Такое сравнение более чем оправданно: в каком-то смысле Оруэлл был Солженицыным, опередившим свое время. Когда «Архипелаг ГУЛАГ» впервые вышел на Западе, он, бесспорно, произвел сенсацию, но она была вызвана скорее обилием жутких подробностей, чем самой идеей коммунизма как воплощения зла. К этому времени убежденных сталинистов на Западе уже практически не было именно потому, что «Скотный двор» и «1984» сделали их существование невозможным. Мне кажется, что сегодня «Архипелаг» постепенно становится достоянием истории – он навсегда останется свидетельством нетерпимости и жестокости человека по отношению к человеку, но свидетельством, привязанным к конкретному времени и месту. Что же касается «1984», то, хотя реальный год под таким номером давно миновал, роман по-прежнему сохраняет ауру жуткого пророчества на все времена, пусть это и не по сердцу Луису Менанду. И такой контраст тем более удивителен, что Солженицын всю жизнь облекал себя именно в мантию пророка и выдвигал собственную личность на первый план, в то время как Оруэлл был полностью свободен от подобных претензий и тщательно прятался за кулисами собственных произведений. Солженицын всегда хотел стать победителем и всегда чувствовал себя победителем, он не читал Симоны Вайль.

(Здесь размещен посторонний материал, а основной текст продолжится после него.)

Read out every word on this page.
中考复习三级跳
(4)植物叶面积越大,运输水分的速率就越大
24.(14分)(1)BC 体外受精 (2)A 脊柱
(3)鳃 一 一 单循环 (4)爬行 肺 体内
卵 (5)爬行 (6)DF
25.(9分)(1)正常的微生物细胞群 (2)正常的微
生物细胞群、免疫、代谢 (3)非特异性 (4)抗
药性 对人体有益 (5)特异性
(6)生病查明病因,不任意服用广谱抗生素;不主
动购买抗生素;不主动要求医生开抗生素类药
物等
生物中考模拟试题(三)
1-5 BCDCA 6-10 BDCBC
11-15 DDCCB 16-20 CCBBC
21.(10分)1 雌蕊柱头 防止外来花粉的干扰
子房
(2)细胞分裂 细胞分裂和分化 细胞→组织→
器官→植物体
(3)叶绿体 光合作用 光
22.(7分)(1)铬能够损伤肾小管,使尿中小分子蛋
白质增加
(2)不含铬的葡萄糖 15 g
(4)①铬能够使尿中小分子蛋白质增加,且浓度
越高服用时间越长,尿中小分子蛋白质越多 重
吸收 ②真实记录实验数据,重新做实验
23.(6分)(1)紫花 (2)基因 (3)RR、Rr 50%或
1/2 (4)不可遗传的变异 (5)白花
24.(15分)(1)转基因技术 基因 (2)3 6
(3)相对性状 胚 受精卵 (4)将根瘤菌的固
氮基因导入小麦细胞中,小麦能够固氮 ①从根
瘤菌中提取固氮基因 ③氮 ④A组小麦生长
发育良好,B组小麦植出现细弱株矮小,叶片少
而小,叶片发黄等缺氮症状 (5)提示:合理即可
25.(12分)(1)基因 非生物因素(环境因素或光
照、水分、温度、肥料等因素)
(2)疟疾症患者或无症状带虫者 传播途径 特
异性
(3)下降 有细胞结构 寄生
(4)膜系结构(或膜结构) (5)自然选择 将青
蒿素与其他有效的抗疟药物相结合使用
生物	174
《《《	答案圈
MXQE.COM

Для того чтобы выйти за узкие пределы писательского призвания и стать почти небывалым в наше время эталоном образа жизни, вовсе не нужно умение удержаться на первом плане и наводить на себя верные ракурсы, а ракурсы, в которые попадал Солженицын, далеко не всегда были верными. За рамками чистой литературы трудно всерьез сравнивать человека, покровительственно озирающего страну с подножки персонального поезда, и чахоточного аскета с его козой на заднем дворе. Солженицын в своих произведениях учил нас жить не по лжи, подкрепляя свои доводы заботливо лелеемым личным авторитетом. Оруэлл ничему не учил, он просто жил не по лжи, заплатив за свои убеждения жизнью, полной лишений, и безвременной смертью. Его-то невозможно себе представить во френче деспотического индпошива, который конструировал себе в вермонтском изгнании претендент в пророки.
Ознакомительная версия.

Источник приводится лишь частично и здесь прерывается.